Giorgi's experimentation with leadership and ideas spreads to the way she runs her business. For example, she does not hire based on résumés.

As a creative company, Soona managers instead look at portfolios of work. Giorgi admits that's not an easy thing to teach — people are trained to hire based on experience in certain roles — but thinks it is important to break stereotypes of who fits what jobs.

To Giorgi, a healthy mix of empathy, activism and creative expression is what makes the culture she and Anderson built at Soona strong.

Damola Ogundipe, Civic Eagle

The workforce is "looking for compassionate leaders and leaders that are self-aware"

Yes, it's important to meet financial goals. A company won't survive without doing that. But developing employees is just as important to Damola Ogundipe and a cohort of like-minded young leaders.

"We are much more self-aware, more conscious and we value EQ [emotional intelligence] more as well," said Ogundipe, the founder and chief executive of Civic Eagle, a Minneapolis software startup that tracks legislative bills and public policies.
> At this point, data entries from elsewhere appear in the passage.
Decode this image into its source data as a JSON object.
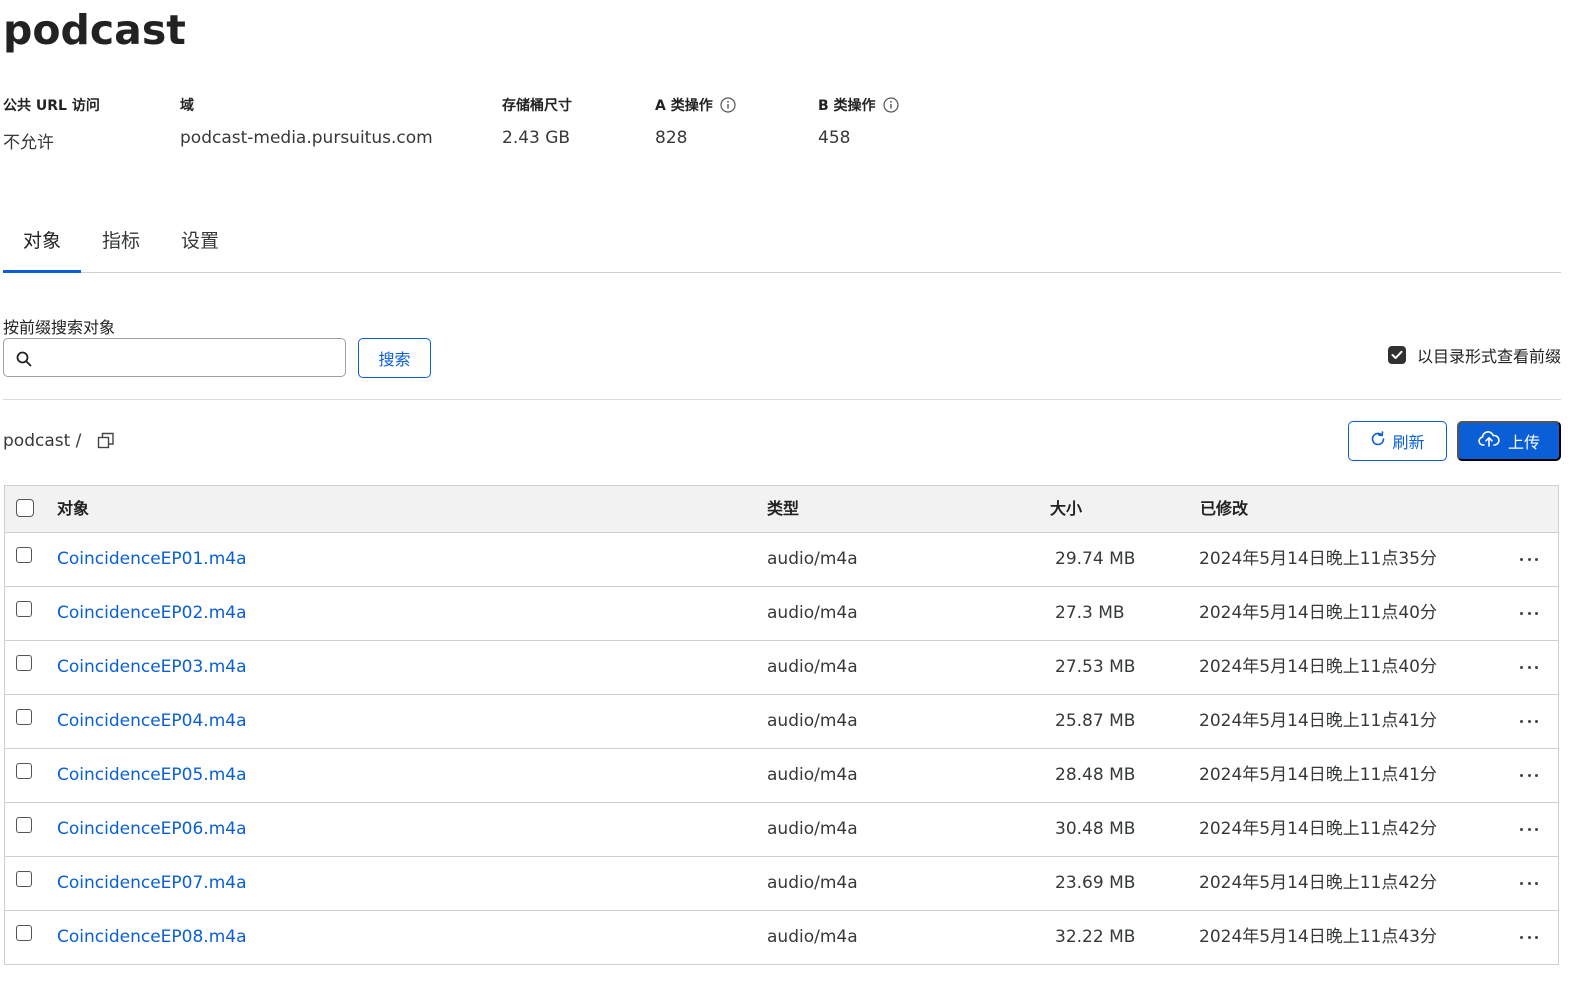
{
  "bucket": {
    "title": "podcast"
  },
  "stats": [
    {
      "label": "公共 URL 访问",
      "value": "不允许",
      "info": false
    },
    {
      "label": "域",
      "value": "podcast-media.pursuitus.com",
      "info": false
    },
    {
      "label": "存储桶尺寸",
      "value": "2.43 GB",
      "info": false
    },
    {
      "label": "A 类操作",
      "value": "828",
      "info": true,
      "icon": "info-icon"
    },
    {
      "label": "B 类操作",
      "value": "458",
      "info": true,
      "icon": "info-icon"
    }
  ],
  "tabs": [
    {
      "label": "对象",
      "active": true
    },
    {
      "label": "指标",
      "active": false
    },
    {
      "label": "设置",
      "active": false
    }
  ],
  "search": {
    "label": "按前缀搜索对象",
    "value": "",
    "placeholder": "",
    "button_label": "搜索",
    "icon": "search-icon"
  },
  "directory_toggle": {
    "label": "以目录形式查看前缀",
    "checked": true
  },
  "breadcrumb": {
    "path": "podcast /",
    "copy_icon": "copy-icon"
  },
  "actions": {
    "refresh_label": "刷新",
    "refresh_icon": "refresh-icon",
    "upload_label": "上传",
    "upload_icon": "cloud-upload-icon"
  },
  "table": {
    "headers": {
      "object": "对象",
      "type": "类型",
      "size": "大小",
      "modified": "已修改"
    },
    "rows": [
      {
        "name": "CoincidenceEP01.m4a",
        "type": "audio/m4a",
        "size": "29.74 MB",
        "modified": "2024年5月14日晚上11点35分"
      },
      {
        "name": "CoincidenceEP02.m4a",
        "type": "audio/m4a",
        "size": "27.3 MB",
        "modified": "2024年5月14日晚上11点40分"
      },
      {
        "name": "CoincidenceEP03.m4a",
        "type": "audio/m4a",
        "size": "27.53 MB",
        "modified": "2024年5月14日晚上11点40分"
      },
      {
        "name": "CoincidenceEP04.m4a",
        "type": "audio/m4a",
        "size": "25.87 MB",
        "modified": "2024年5月14日晚上11点41分"
      },
      {
        "name": "CoincidenceEP05.m4a",
        "type": "audio/m4a",
        "size": "28.48 MB",
        "modified": "2024年5月14日晚上11点41分"
      },
      {
        "name": "CoincidenceEP06.m4a",
        "type": "audio/m4a",
        "size": "30.48 MB",
        "modified": "2024年5月14日晚上11点42分"
      },
      {
        "name": "CoincidenceEP07.m4a",
        "type": "audio/m4a",
        "size": "23.69 MB",
        "modified": "2024年5月14日晚上11点42分"
      },
      {
        "name": "CoincidenceEP08.m4a",
        "type": "audio/m4a",
        "size": "32.22 MB",
        "modified": "2024年5月14日晚上11点43分"
      }
    ]
  },
  "colors": {
    "accent": "#0a5fd6",
    "text": "#36393a",
    "header_bg": "#f2f2f2",
    "border": "#cfcfcf"
  }
}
Comcast and Google are among users of the software designed to increase government relations and advocacy work.

Since 2015, Civic Eagle has raised close to $15 million from investors. Ogundipe, now 33, anticipates growing from 20 to 35 employees by the end of the year.
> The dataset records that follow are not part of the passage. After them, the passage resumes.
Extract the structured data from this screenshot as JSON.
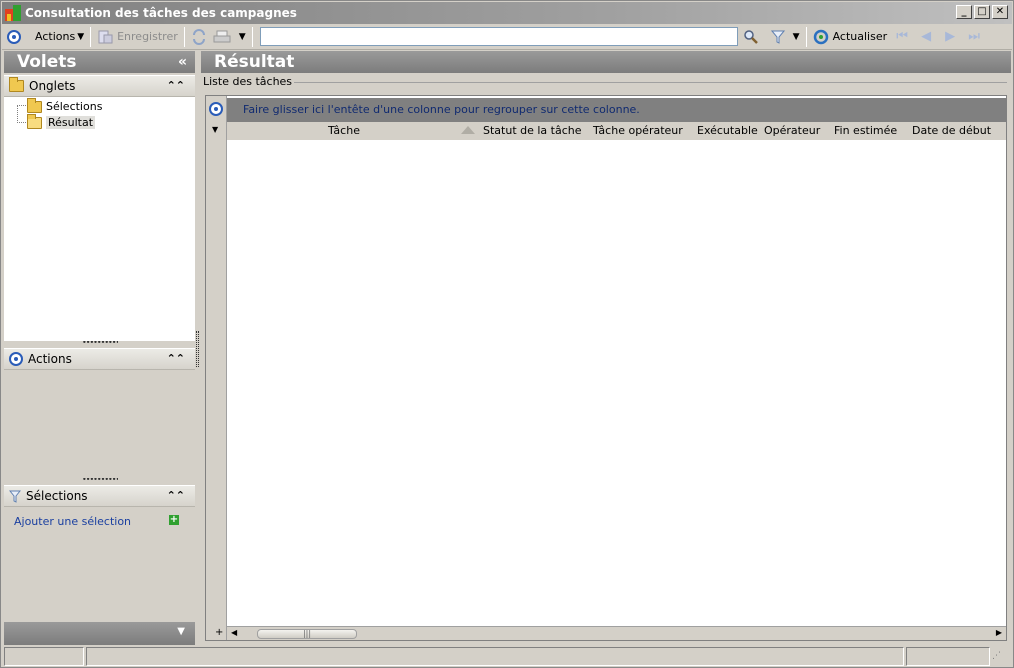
{
  "window": {
    "title": "Consultation des tâches des campagnes",
    "buttons": [
      "_",
      "□",
      "✕"
    ]
  },
  "toolbar": {
    "actions_label": "Actions",
    "save_label": "Enregistrer",
    "search_value": "",
    "refresh_label": "Actualiser"
  },
  "left_pane": {
    "title": "Volets",
    "collapse_glyph": "«",
    "tabs_section": {
      "title": "Onglets",
      "items": [
        "Sélections",
        "Résultat"
      ]
    },
    "actions_section": {
      "title": "Actions"
    },
    "selections_section": {
      "title": "Sélections",
      "add_link": "Ajouter une sélection"
    }
  },
  "right_pane": {
    "title": "Résultat",
    "group_caption": "Liste des tâches",
    "grid": {
      "drop_hint": "Faire glisser ici l'entête d'une colonne pour regrouper sur cette colonne.",
      "columns": [
        "Tâche",
        "Statut de la tâche",
        "Tâche opérateur",
        "Exécutable",
        "Opérateur",
        "Fin estimée",
        "Date de début"
      ],
      "rows": []
    }
  }
}
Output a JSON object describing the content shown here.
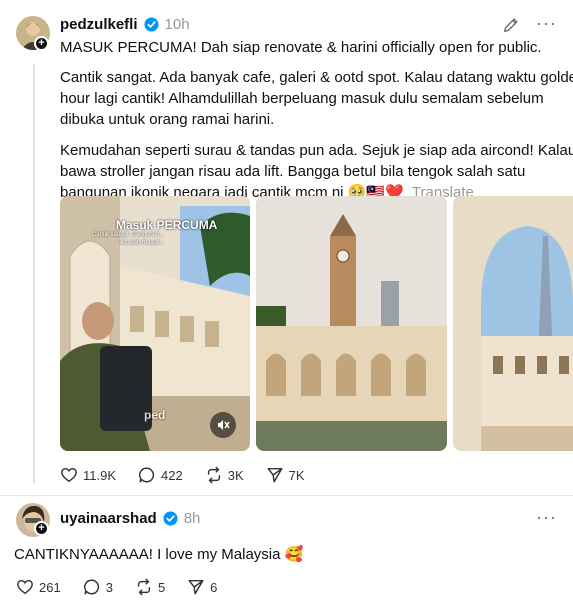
{
  "main_post": {
    "username": "pedzulkefli",
    "time": "10h",
    "first_line": "MASUK PERCUMA! Dah siap renovate & harini officially open for public.",
    "paragraph2": [
      "Cantik sangat. Ada banyak cafe, galeri & ootd spot. Kalau datang waktu golden",
      "hour lagi cantik! Alhamdulillah berpeluang masuk dulu semalam sebelum",
      "dibuka untuk orang ramai harini."
    ],
    "paragraph3": [
      "Kemudahan seperti surau & tandas pun ada. Sejuk je siap ada aircond! Kalau",
      "bawa stroller jangan risau ada lift. Bangga betul bila tengok salah satu",
      "bangunan ikonik negara jadi cantik mcm ni 🥹🇲🇾❤️"
    ],
    "translate_label": "Translate",
    "media_caption_title": "Masuk PERCUMA",
    "media_caption_sub1": "Cantik sangat. Bangunan...",
    "media_caption_sub2": "& boleh masuk...",
    "media_watermark": "ped",
    "stats": {
      "likes": "11.9K",
      "comments": "422",
      "reposts": "3K",
      "shares": "7K"
    }
  },
  "reply_post": {
    "username": "uyainaarshad",
    "time": "8h",
    "text": "CANTIKNYAAAAAA! I love my Malaysia 🥰",
    "stats": {
      "likes": "261",
      "comments": "3",
      "reposts": "5",
      "shares": "6"
    }
  },
  "colors": {
    "verified_blue": "#0095f6",
    "text": "#101010",
    "muted": "#999999"
  }
}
Prior to starting Civic Eagle in 2014, Ogundipe was a consultant in the health care industry. His managers seemed to only care about work production, he said.

Ogundipe said that didn't seem like the best way to build confidence, loyalty or productivity. So as he built his senior leadership team at Civic Eagle, 25 to 40% of his interview questions were designed to assess self-awareness, a person's ability to grow and their emotional intelligence.

"It's really important for those people to be able to hire and retain talent because that's what the workforce is looking for," he said. "They're looking for compassionate leaders and leaders that are self-aware."

Kristen Denzer, Tierra Encantada

"It's important to gather a lot of perspectives when making decisions"

Minnesota's child-care crisis has been accelerating for years — and it's no secret that pay is one of the top reasons that the state has lost 37% of its child-care providers since 2010.

When Kristen Denzer was looking for day care for her children, she found most centers were too conservative and that the pay gap between owners and workers was unacceptable to her. So she set out to change that.

Denzer wanted to create an inclusive center — with a diverse staff — where students could read books that include two moms or dads and people of color and speak different languages. And she wanted employees to feel comfortable being themselves, tattoos, piercings and all.

"I wanted to create jobs that were careers," she said.

So, at 28, Denzer started Tierra Encantada, a Spanish immersion child-care center. That was in 2013.

The company has grown to more than 200 employees across nine corporate locations in Minnesota, Illinois and Virginia, with franchised locations opening in Texas, Alabama and North Carolina.

Denzer now offers a 401(k) with match, medical, paid holidays, dental benefits and parental leave for parents, which makes the Tierra Encantada franchise chain rare. Fewer than 5% of child-care centers nationally offer those benefits.

She raised tuition at the centers this year to help maintain that benefit level.

Denzer, now 37, is among an increasing number of entrepreneurs who believe empowering her employees through raising their quality of life allows them then to be better contributors at the workplace. Millennial and Gen Z workers have responded to several surveys saying they want their work to have purpose, along with basic benefits and competitive pay.

Denzer tries to make that happen — and tries to include all employees in decisions. She takes to heart experiences she had in a previous job where her boss took credit for her work as lessons in how not to lead.

"I have my thoughts on things, but I'm one person," said Denzer, the 2022 Small Business Administration's Minnesota Small Business Person of the Year. "I think it's important to gather a lot of perspectives when making decisions."